El punto tiene que ver con la diferencia entre decir y mostrar. Este punto se puede explicar, de manera resumida, de la siguiente forma. Todo lo que nos representamos del mundo puede decirse de el. Por ejemplo, la representación de una taza de café en mi escritorio, o un cenicero con un cigarrillo apagándose son cosas que uno dice sobre el mundo. Son imágenes del mundo. Sin embargo, los límites del mundo solo pueden mostrarse. Yo no tengo una representación de la experiencia de la muerte o del infinito. No son hechos en el mundo que puedan ser representados. Eso sólo puedo mostrarlo. Apuntarlo.

De esta manera tendríamos dos artes. Uno que muestra y otro que dice. El arte que dice podría perfectamente ser el que intenta copiar un paisaje o hacer un retrato. Es una creación que intentaría llegar, en último término, hacia la realidad misma. Por otra parte tenemos el arte que muestra, que intenta mostrar lo que está más allá de lo meramente observable.
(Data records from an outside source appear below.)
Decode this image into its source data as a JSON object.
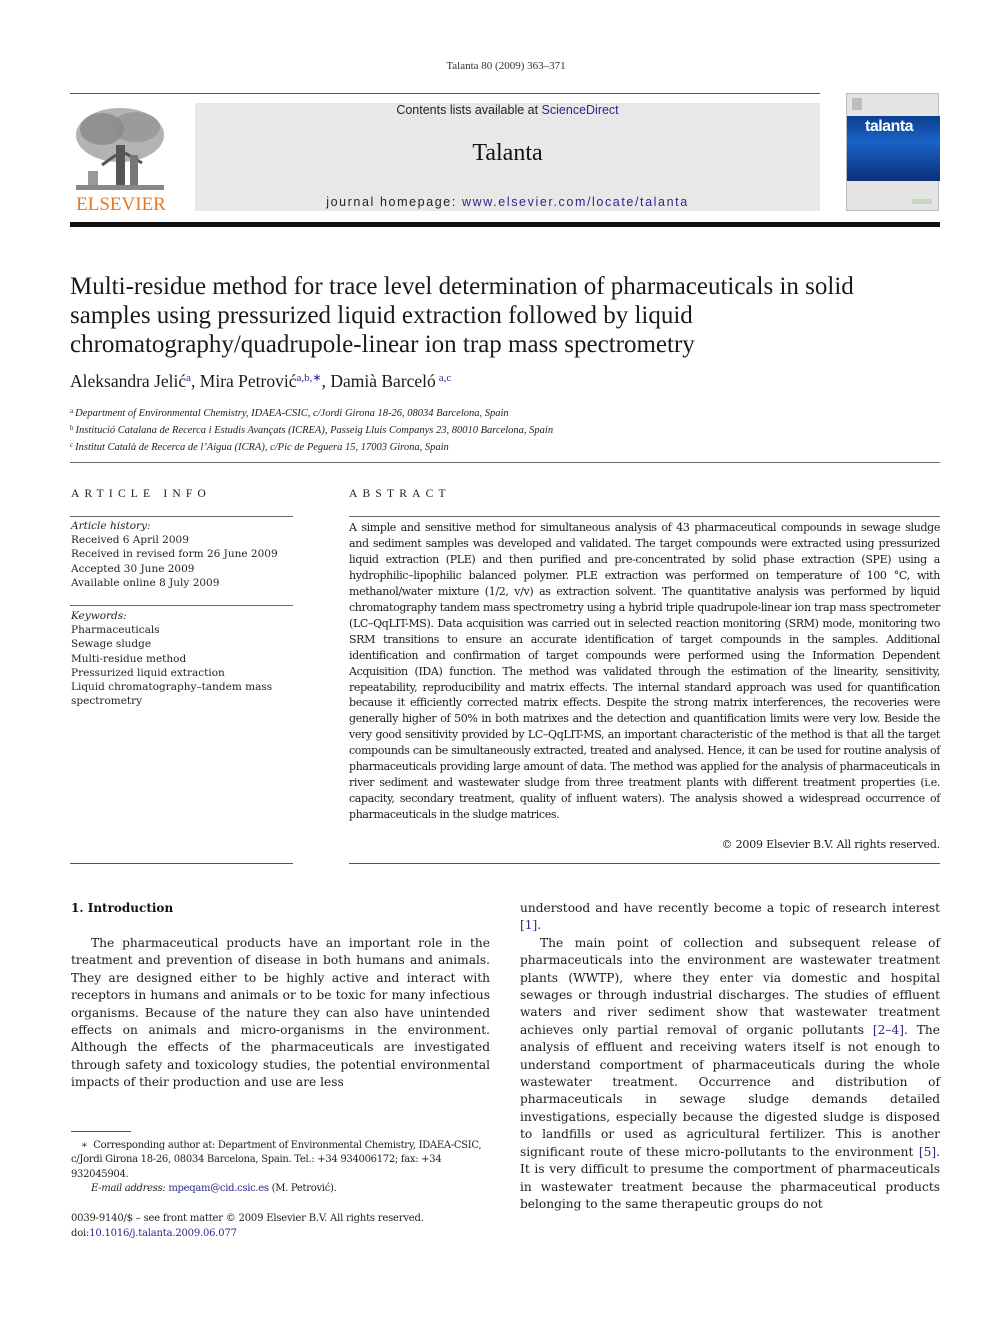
{
  "running_head": "Talanta 80 (2009) 363–371",
  "masthead": {
    "contents_prefix": "Contents lists available at ",
    "contents_link": "ScienceDirect",
    "journal_name": "Talanta",
    "homepage_prefix": "journal homepage: ",
    "homepage_link": "www.elsevier.com/locate/talanta",
    "publisher_logo_text": "ELSEVIER",
    "cover_title": "talanta",
    "colors": {
      "link": "#2a2a8a",
      "publisher_orange": "#e87722",
      "cover_blue": "#1a63c6",
      "masthead_gray": "#e8e8e8"
    }
  },
  "article": {
    "title": "Multi-residue method for trace level determination of pharmaceuticals in solid samples using pressurized liquid extraction followed by liquid chromatography/quadrupole-linear ion trap mass spectrometry",
    "authors": [
      {
        "name": "Aleksandra Jelić",
        "sup": "a"
      },
      {
        "name": "Mira Petrović",
        "sup": "a,b,∗"
      },
      {
        "name": "Damià Barceló",
        "sup": "a,c"
      }
    ],
    "author_separator": ", ",
    "affiliations": [
      {
        "key": "a",
        "text": "Department of Environmental Chemistry, IDAEA-CSIC, c/Jordi Girona 18-26, 08034 Barcelona, Spain"
      },
      {
        "key": "b",
        "text": "Institució Catalana de Recerca i Estudis Avançats (ICREA), Passeig Lluis Companys 23, 80010 Barcelona, Spain"
      },
      {
        "key": "c",
        "text": "Institut Català de Recerca de l’Aigua (ICRA), c/Pic de Peguera 15, 17003 Girona, Spain"
      }
    ]
  },
  "article_info": {
    "heading": "ARTICLE INFO",
    "history_label": "Article history:",
    "history": [
      "Received 6 April 2009",
      "Received in revised form 26 June 2009",
      "Accepted 30 June 2009",
      "Available online 8 July 2009"
    ],
    "keywords_label": "Keywords:",
    "keywords": [
      "Pharmaceuticals",
      "Sewage sludge",
      "Multi-residue method",
      "Pressurized liquid extraction",
      "Liquid chromatography–tandem mass spectrometry"
    ]
  },
  "abstract": {
    "heading": "ABSTRACT",
    "text": "A simple and sensitive method for simultaneous analysis of 43 pharmaceutical compounds in sewage sludge and sediment samples was developed and validated. The target compounds were extracted using pressurized liquid extraction (PLE) and then purified and pre-concentrated by solid phase extraction (SPE) using a hydrophilic–lipophilic balanced polymer. PLE extraction was performed on temperature of 100 °C, with methanol/water mixture (1/2, v/v) as extraction solvent. The quantitative analysis was performed by liquid chromatography tandem mass spectrometry using a hybrid triple quadrupole-linear ion trap mass spectrometer (LC–QqLIT-MS). Data acquisition was carried out in selected reaction monitoring (SRM) mode, monitoring two SRM transitions to ensure an accurate identification of target compounds in the samples. Additional identification and confirmation of target compounds were performed using the Information Dependent Acquisition (IDA) function. The method was validated through the estimation of the linearity, sensitivity, repeatability, reproducibility and matrix effects. The internal standard approach was used for quantification because it efficiently corrected matrix effects. Despite the strong matrix interferences, the recoveries were generally higher of 50% in both matrixes and the detection and quantification limits were very low. Beside the very good sensitivity provided by LC–QqLIT-MS, an important characteristic of the method is that all the target compounds can be simultaneously extracted, treated and analysed. Hence, it can be used for routine analysis of pharmaceuticals providing large amount of data. The method was applied for the analysis of pharmaceuticals in river sediment and wastewater sludge from three treatment plants with different treatment properties (i.e. capacity, secondary treatment, quality of influent waters). The analysis showed a widespread occurrence of pharmaceuticals in the sludge matrices.",
    "copyright": "© 2009 Elsevier B.V. All rights reserved."
  },
  "introduction": {
    "heading": "1.  Introduction",
    "p1": "The pharmaceutical products have an important role in the treatment and prevention of disease in both humans and animals. They are designed either to be highly active and interact with receptors in humans and animals or to be toxic for many infectious organisms. Because of the nature they can also have unintended effects on animals and micro-organisms in the environment. Although the effects of the pharmaceuticals are investigated through safety and toxicology studies, the potential environmental impacts of their production and use are less",
    "p1_cont": "understood and have recently become a topic of research interest ",
    "ref1": "[1]",
    "p2_a": "The main point of collection and subsequent release of pharmaceuticals into the environment are wastewater treatment plants (WWTP), where they enter via domestic and hospital sewages or through industrial discharges. The studies of effluent waters and river sediment show that wastewater treatment achieves only partial removal of organic pollutants ",
    "ref2": "[2–4]",
    "p2_b": ". The analysis of effluent and receiving waters itself is not enough to understand comportment of pharmaceuticals during the whole wastewater treatment. Occurrence and distribution of pharmaceuticals in sewage sludge demands detailed investigations, especially because the digested sludge is disposed to landfills or used as agricultural fertilizer. This is another significant route of these micro-pollutants to the environment ",
    "ref3": "[5]",
    "p2_c": ". It is very difficult to presume the comportment of pharmaceuticals in wastewater treatment because the pharmaceutical products belonging to the same therapeutic groups do not"
  },
  "footnote": {
    "marker": "∗",
    "text": "Corresponding author at: Department of Environmental Chemistry, IDAEA-CSIC, c/Jordi Girona 18-26, 08034 Barcelona, Spain. Tel.: +34 934006172; fax: +34 932045904.",
    "email_label": "E-mail address: ",
    "email": "mpeqam@cid.csic.es",
    "email_suffix": " (M. Petrović)."
  },
  "front_matter": {
    "issn_line": "0039-9140/$ – see front matter © 2009 Elsevier B.V. All rights reserved.",
    "doi_label": "doi:",
    "doi": "10.1016/j.talanta.2009.06.077"
  }
}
Es ese que quiere mostrar lo que está detrás, lo oculto, lo silencioso, lo sinsentido.

El salto entre el artista A y el artista B no es solo el que el segundo quiere hacer una copia de la percepción del primero. Es más bien un salto hacia el vacío, una creación a ciegas. Lo que quiere representar el artista B no es a la realidad, sino que es la representación misma. Y esto, como sabemos, es solo mostrable. De este modo, creo, se articula la riqueza de arte. En un cuadro que puede imitar un paisaje como también la experiencia del paisaje mismo. En una escenografía que pueda copiar una cotidianidad como también puede inventarla. En un lente que tenga la cualidad, por sobre el ojo humano, de representar tanto las imágenes del mundo como también lo que se oculta en él. Tanto lo decible como lo mostrable.